Donald Trump conseguiu unir Governo Lula e bolsonaristas
Donald Trump conseguiu o que parecia impossível: unir o governo de centro-esquerda e a oposição de extrema-direita do Brasil. Parlamentares do PT, de Lula da Silva, e ex-membros do governo de Jair Bolsonaro aprovaram numa comissão do Senado, por unanimidade, um projeto de lei que determina critérios para a reciprocidade em caso de barreiras comerciais a produtos brasileiros como resposta ao aumento tarifário anunciado pelos presidente norte-americano. A Câmara dos Deputados corroborou a decisão dos senadores, só falta a sanção, protocolar, de Lula.
A Casa Branca, que já definira tarifa de 25% sobre as importações de aço e alumínio brasileiros, decidiu aplicar uma tarifa de 10% sobre outros produtos, o patamar que Trump alega que o Brasil cobra de bens norte-americanos. A taxa será a mesma para todos os países da América Latina, exceto Venezuela e Nicarágua. Para países que cobram mais de 20% dos produtos dos EUA, Washington anunciou que aplicará uma taxa recíproca equivalente à metade: a China, por exemplo, será taxada em 34% e a União Europeia, em 20%.
Em comunicado conjunto, o Ministério do Desenvolvimento, Indústria, Comércio e Serviços e o Ministério das Relações Exteriores afirmaram que a atitude de Trump “viola os compromissos dos EUA perante a Organização Mundial do Comércio e impactará todas as exportações brasileiras de bens para os EUA”. Declararam ainda que defendem os “interesses dos produtores nacionais junto ao governo dos Estados Unidos”.
Com o projeto de lei, o Brasil pretende contornar as sobretaxas sobretudo de produtos do setor do agronegócio, uma área normalmente muito próxima de Bolsonaro, tanto que a relatora do texto foi Tereza Cristina, ministra da Agricultura do governo, de extrema-direita, anterior.
O projeto, aprovado pelos 19 senadores da Comissão de Assuntos Económicos do Senado, permite que o Conselho Estratégico da Câmara de Comércio Exterior autorize a adoção de contramedidas em caso de ações de países ou blocos económicos que interfiram nas escolhas soberanas do Brasil; violem ou sejam inconsistentes com acordos comerciais de que o Brasil seja parte; e configurem medidas unilaterais com base em requisitos ambientais mais onerosos do que os padrões de proteção brasileiros.

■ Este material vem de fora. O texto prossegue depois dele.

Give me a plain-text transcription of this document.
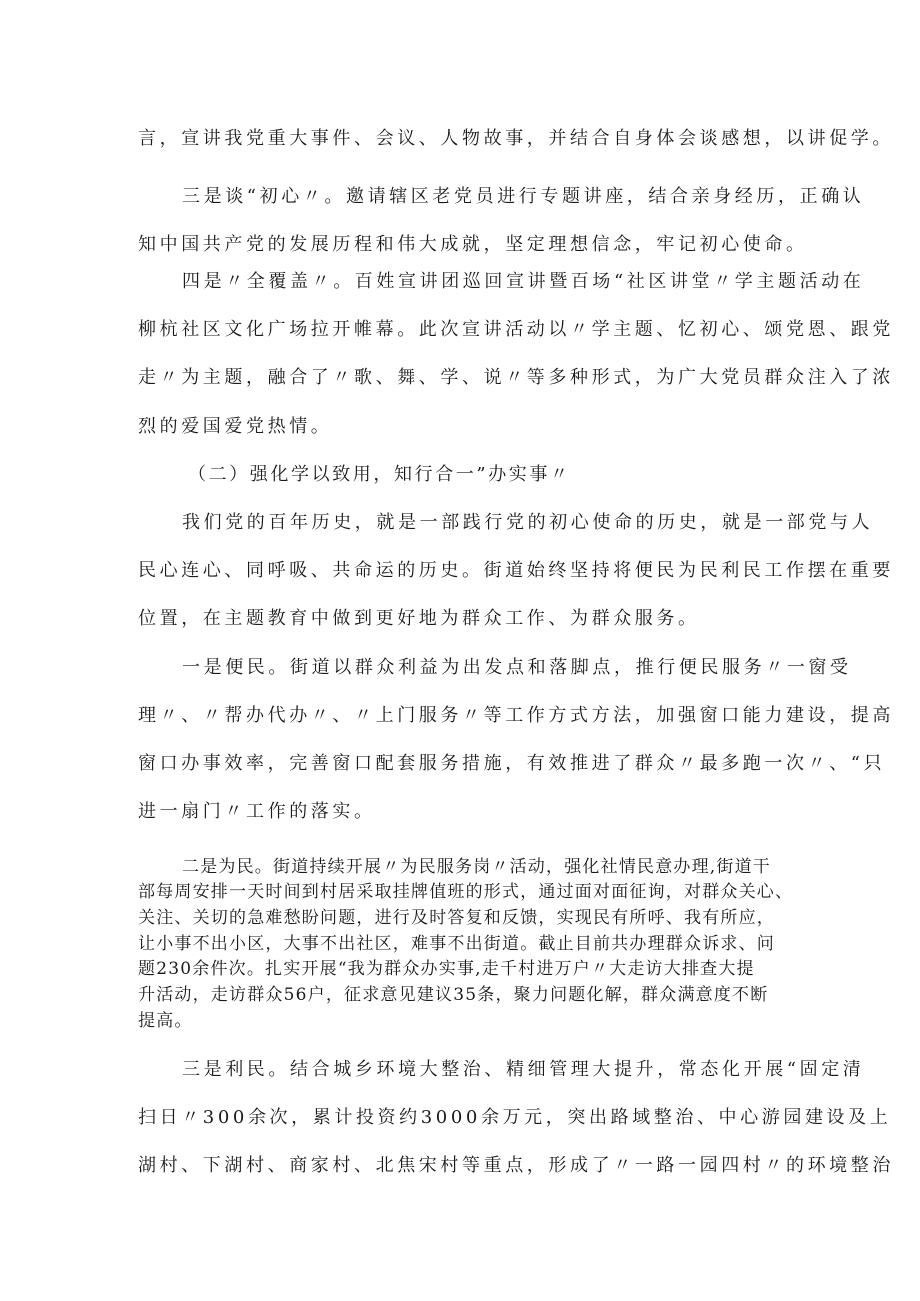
言，宣讲我党重大事件、会议、人物故事，并结合自身体会谈感想，以讲促学。
三是谈“初心〃。邀请辖区老党员进行专题讲座，结合亲身经历，正确认
知中国共产党的发展历程和伟大成就，坚定理想信念，牢记初心使命。
四是〃全覆盖〃。百姓宣讲团巡回宣讲暨百场“社区讲堂〃学主题活动在
柳杭社区文化广场拉开帷幕。此次宣讲活动以〃学主题、忆初心、颂党恩、跟党
走〃为主题，融合了〃歌、舞、学、说〃等多种形式，为广大党员群众注入了浓
烈的爱国爱党热情。
（二）强化学以致用，知行合一”办实事〃
我们党的百年历史，就是一部践行党的初心使命的历史，就是一部党与人
民心连心、同呼吸、共命运的历史。街道始终坚持将便民为民利民工作摆在重要
位置，在主题教育中做到更好地为群众工作、为群众服务。
一是便民。街道以群众利益为出发点和落脚点，推行便民服务〃一窗受
理〃、〃帮办代办〃、〃上门服务〃等工作方式方法，加强窗口能力建设，提高
窗口办事效率，完善窗口配套服务措施，有效推进了群众〃最多跑一次〃、“只
进一扇门〃工作的落实。
二是为民。街道持续开展〃为民服务岗〃活动，强化社情民意办理,街道干
部每周安排一天时间到村居采取挂牌值班的形式，通过面对面征询，对群众关心、
关注、关切的急难愁盼问题，进行及时答复和反馈，实现民有所呼、我有所应，
让小事不出小区，大事不出社区，难事不出街道。截止目前共办理群众诉求、问
题230余件次。扎实开展“我为群众办实事,走千村进万户〃大走访大排查大提
升活动，走访群众56户，征求意见建议35条，聚力问题化解，群众满意度不断
提高。
三是利民。结合城乡环境大整治、精细管理大提升，常态化开展“固定清
扫日〃300余次，累计投资约3000余万元，突出路域整治、中心游园建设及上
湖村、下湖村、商家村、北焦宋村等重点，形成了〃一路一园四村〃的环境整治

Pela proposta, a Câmara de Comércio Exterior poderá adotar como forma de resposta a suspensão de concessões comerciais, de investimentos e de obrigações relativas a direitos de propriedade intelectual. Segundo o relatório, as contramedidas devem ser proporcionais ao impacto económico causado pelas práticas protecionistas que outros países adotarem mas com consultas diplomáticas, coordenadas pelo Ministério das Relações Exteriores, “com vista a mitigar ou anular os efeitos das medidas e contramedidas”.
“Esta é uma lei que não é só para os EUA, ela contempla todos os mercados que fazem comércio exterior com o Brasil. Não é uma retaliação, é uma proteção quando os produtos brasileiros forem retaliados", afirmou Tereza Cristina.
"É uma afirmação soberana do Brasil diante do mundo. O Brasil, como disse o presidente Lula, não quer ser maior do que ninguém, mas também não aceita ser diminuído por ninguém. Respeito é bom, e a gente aprende em casa”, acrescentou, por sua vez, Randolfe Rodrigues, deputado do PT.
Além de Tereza Cristina e Randolfe Rodrigues, entre os senadores que votaram estão mais três deputados do PT, Rogério Carvalho, Teresa Leitão e Paulo Paim, e Hamilton Mourão, que foi por quatro anos o vice de Bolsonaro, ou Jaime Bagatolli, do PL, o partido do ex-presidente.
“Este episódio entre Estados Unidos e Brasil deve nos ensinar definitivamente que, nas horas mais importantes, não existe um Brasil de esquerda ou de direita, existe apenas o povo brasileiro e nós representantes do povo temos de ter a capacidade de defender o povo acima das nossas diferenças”, disse Hugo Motta, presidente da Câmara dos Deputados, que transita entre governo e oposição.
Mas disputa continua
Em paralelo, o governo decidiu adotar o slogan “O Brasil é dos brasileiros” em peças publicitárias para veiculação em meios de comunicação e redes sociais, logo após o anúncio do que a imprensa brasileira chama de “tarifaço de Trump”.
A frase é usada em bonés azuis por parlamentares que apoiam o governo em contraponto ao boné encarnado com a célebre inscrição trumpista “Make America Great Again" [faça da América Grande de Novo], usado por Tarcísio de Freitas, governador de São Paulo e dado como substituto do inelegível Bolsonaro nas presidenciais de 2026, para celebrar a posse de Trump.
O governo tenta ganhar dividendos políticos do apoio entusiasmado da extrema-direita do Brasil ao presidente dos EUA – parlamentares brasileiros, como Eduardo Bolsonaro e outros, estiveram no país norte-americano a festejar a vitória do republicano – até porque, sondagem da AtlasIntel com 4659 inquiridos realizada no final de março, revelou que 49,5% dos brasileiros está a favor da retaliação comercial.